It was the third day of Ramadan. I was home in D.C. for Memorial Day weekend with my niece and daughter. We visited a friend's house for a play date. I asked her and her mother about how Ramadan was going. My friend mentioned how clear her mind was through the annual fasting that commemorates Muhammad's revelation of the Quran. As I sat eating the dates that she offered me while our girls played together, I was inspired to do research on the meaning of Ramadan. After researching I found out so much -- I even learned that dates are used to break Muslims daily fasts after Iftar because they help your body to hydrate faster.
What moved me the most about Ramadan was Muslims sacrifice to feel and sympathize with the hungriest people in the world through fasting. I realized that even though I wasn't born into a wealthy family, I have never been hungry or without food in my entire life. I don't know what that feels like. Something within me wanted to experience that.
When we got back home to New York I sat my alarm for a 4:15 a.m., washed and cut some fruit for my morning meal before sunrise (Sahur) and just thought about how this next month would be for me. The next day I woke up to my alarm without a problem. I hopped out of bed and immediately prayed. After prayer, I cooked myself a delicious breakfast of egg whites with cheese, veggie sausage links, waffles, blueberries, strawberries, plain Greek yogurt and iced green tea. I got dresssed and ready for work with a bit of time to spare.
I went to work and didn't feel hungry for the entire first day! It wasn't until the 5th day that I found myself feeling lightheaded while I was shooting on set. I sat down for a bit and started to feel better. That night I drank a liter of water at Iftar in hopes of not feeling so hydrated throughout the day. On the 5th day I also noticed how much discipline it takes to fast and was so happy that I started.

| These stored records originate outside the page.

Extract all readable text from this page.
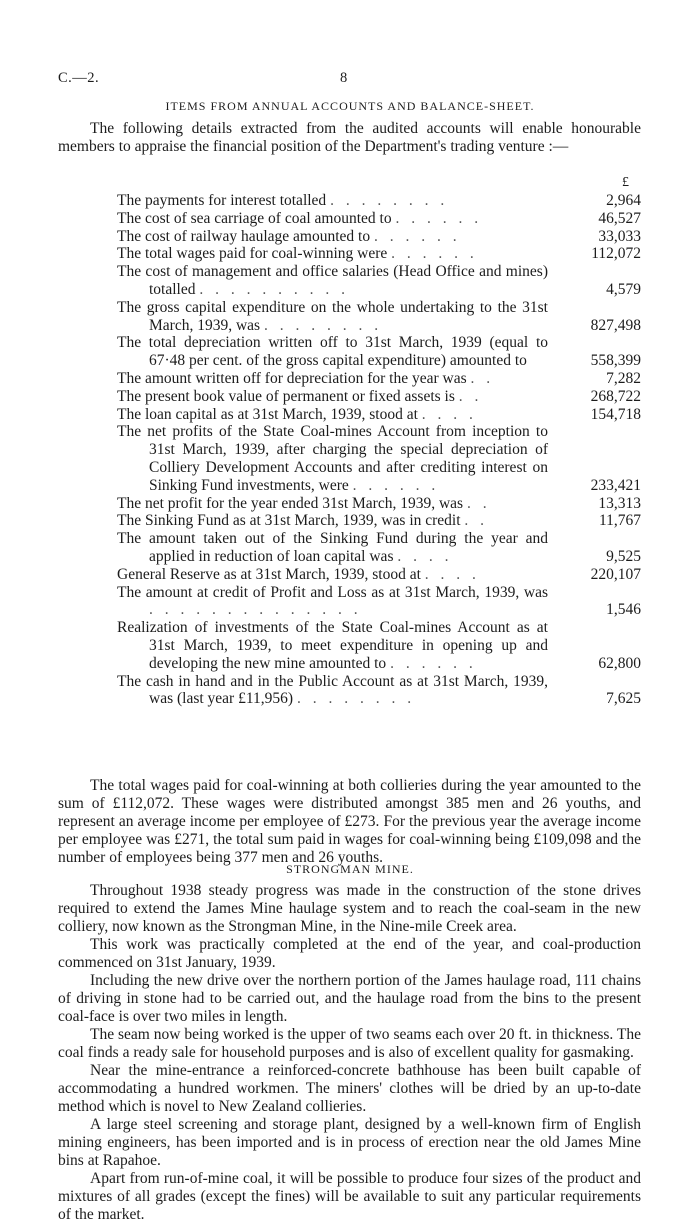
C.—2.	8
ITEMS FROM ANNUAL ACCOUNTS AND BALANCE-SHEET.

The following details extracted from the audited accounts will enable honourable members to appraise the financial position of the Department's trading venture :—

£
The payments for interest totalled . . . . . . . .	2,964
The cost of sea carriage of coal amounted to . . . . . .	46,527
The cost of railway haulage amounted to . . . . . .	33,033
The total wages paid for coal-winning were . . . . . .	112,072
The cost of management and office salaries (Head Office and mines) totalled . . . . . . . . . .	4,579
The gross capital expenditure on the whole undertaking to the 31st March, 1939, was . . . . . . . .	827,498
The total depreciation written off to 31st March, 1939 (equal to 67·48 per cent. of the gross capital expenditure) amounted to	558,399
The amount written off for depreciation for the year was . .	7,282
The present book value of permanent or fixed assets is . .	268,722
The loan capital as at 31st March, 1939, stood at . . . .	154,718
The net profits of the State Coal-mines Account from inception to 31st March, 1939, after charging the special depreciation of Colliery Development Accounts and after crediting interest on Sinking Fund investments, were . . . . . .	233,421
The net profit for the year ended 31st March, 1939, was . .	13,313
The Sinking Fund as at 31st March, 1939, was in credit . .	11,767
The amount taken out of the Sinking Fund during the year and applied in reduction of loan capital was . . . .	9,525
General Reserve as at 31st March, 1939, stood at . . . .	220,107
The amount at credit of Profit and Loss as at 31st March, 1939, was . . . . . . . . . . . . . .	1,546
Realization of investments of the State Coal-mines Account as at 31st March, 1939, to meet expenditure in opening up and developing the new mine amounted to . . . . . .	62,800
The cash in hand and in the Public Account as at 31st March, 1939, was (last year £11,956) . . . . . . . .	7,625

The total wages paid for coal-winning at both collieries during the year amounted to the sum of £112,072. These wages were distributed amongst 385 men and 26 youths, and represent an average income per employee of £273. For the previous year the average income per employee was £271, the total sum paid in wages for coal-winning being £109,098 and the number of employees being 377 men and 26 youths.

STRONGMAN MINE.

Throughout 1938 steady progress was made in the construction of the stone drives required to extend the James Mine haulage system and to reach the coal-seam in the new colliery, now known as the Strongman Mine, in the Nine-mile Creek area.

This work was practically completed at the end of the year, and coal-production commenced on 31st January, 1939.

Including the new drive over the northern portion of the James haulage road, 111 chains of driving in stone had to be carried out, and the haulage road from the bins to the present coal-face is over two miles in length.

The seam now being worked is the upper of two seams each over 20 ft. in thickness. The coal finds a ready sale for household purposes and is also of excellent quality for gasmaking.

Near the mine-entrance a reinforced-concrete bathhouse has been built capable of accommodating a hundred workmen. The miners' clothes will be dried by an up-to-date method which is novel to New Zealand collieries.

A large steel screening and storage plant, designed by a well-known firm of English mining engineers, has been imported and is in process of erection near the old James Mine bins at Rapahoe.

Apart from run-of-mine coal, it will be possible to produce four sizes of the product and mixtures of all grades (except the fines) will be available to suit any particular requirements of the market.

Here are some things that I learned from joining Muslims all over the world for Ramadan 2017:
People Interpret Discipline In Different Ways
While talking to friends, family and co-workers about Ramadan, they either felt one of two ways: inspired or uncomfortable. Mostly everyone that I talked to encouraged me and felt inspired by what Ramadan meant to me and to Muslims. However, a few people did feel uncomfortable. As the world and media alike continue to portray Muslims and Islam as an extremists practicing an extreme religion, I could tell that some people were disturbed by me participating in Ramadan. On the other hand I found that others were more uncomfortable with the level of discipline it takes to practice Ramadan on a daily basis. Discipline can ignite feelings of inadequacy within people who feel like they lack the focus or character to carry out difficult tasks/habits. I just ignored that energy and kept on pushing!
You Control Your Mind, Your Mind Does Not Control You
Common feedback that I received during the month was how most people didn't think they could make it through Ramadan because of mood swings. During the month I kept thinking about the phrase, "Mind over matter," which rings so true when you are fasting. My mind was clear just like my friend said her was. I started to notice how much I use food as a source of comfort in my life and how unhealthy that can be. You begin to fast from food and end up fasting from unhealthy habits. I was very conscious of what I put in my body and I listened to my body a lot (Am I hungry or full? Do I really want to eat that or do I want it just because it's there? My body feels tired. I'm going to listen to rest). I felt amazing and even though I had a hard time one Sunday when I was so hungry that I pinned over 20 recipes on Pinterest (and literally drooled at every photo), I felt so powerful and accomplished when I made it to Iftar. I've learned that I am in control of my mind and body and I can achieve whatever I set out to do.
Waking Up Early Is Tough But Rewarding
After Ramadan, I'm going to continue to wake up early. Praying/meditation really sets your intention for the day. I also like the extra "Me" time that I had for myself -- it really makes a difference. If I have to wake up an hour early to have a smoother day, why not? Spirituality is a huge part of fasting. After praying for my family, I would always ask for strength to get through fasting everyday.
Islam Is a Beautiful Religion
I have always had Muslim friends who have taken the time to show me how beautiful of a religion Islam is. There are Muslims of all shades and backgrounds all over the world who unite and celebrate their beliefs together as one.
Ramadan Is Not About Losing Weight But You Will Anyway
I lost 7 pounds which is amazing considering that I didn't hit the gym often. I feel amazing.
I am looking forward to Ramadan next year. Eid Mubarak!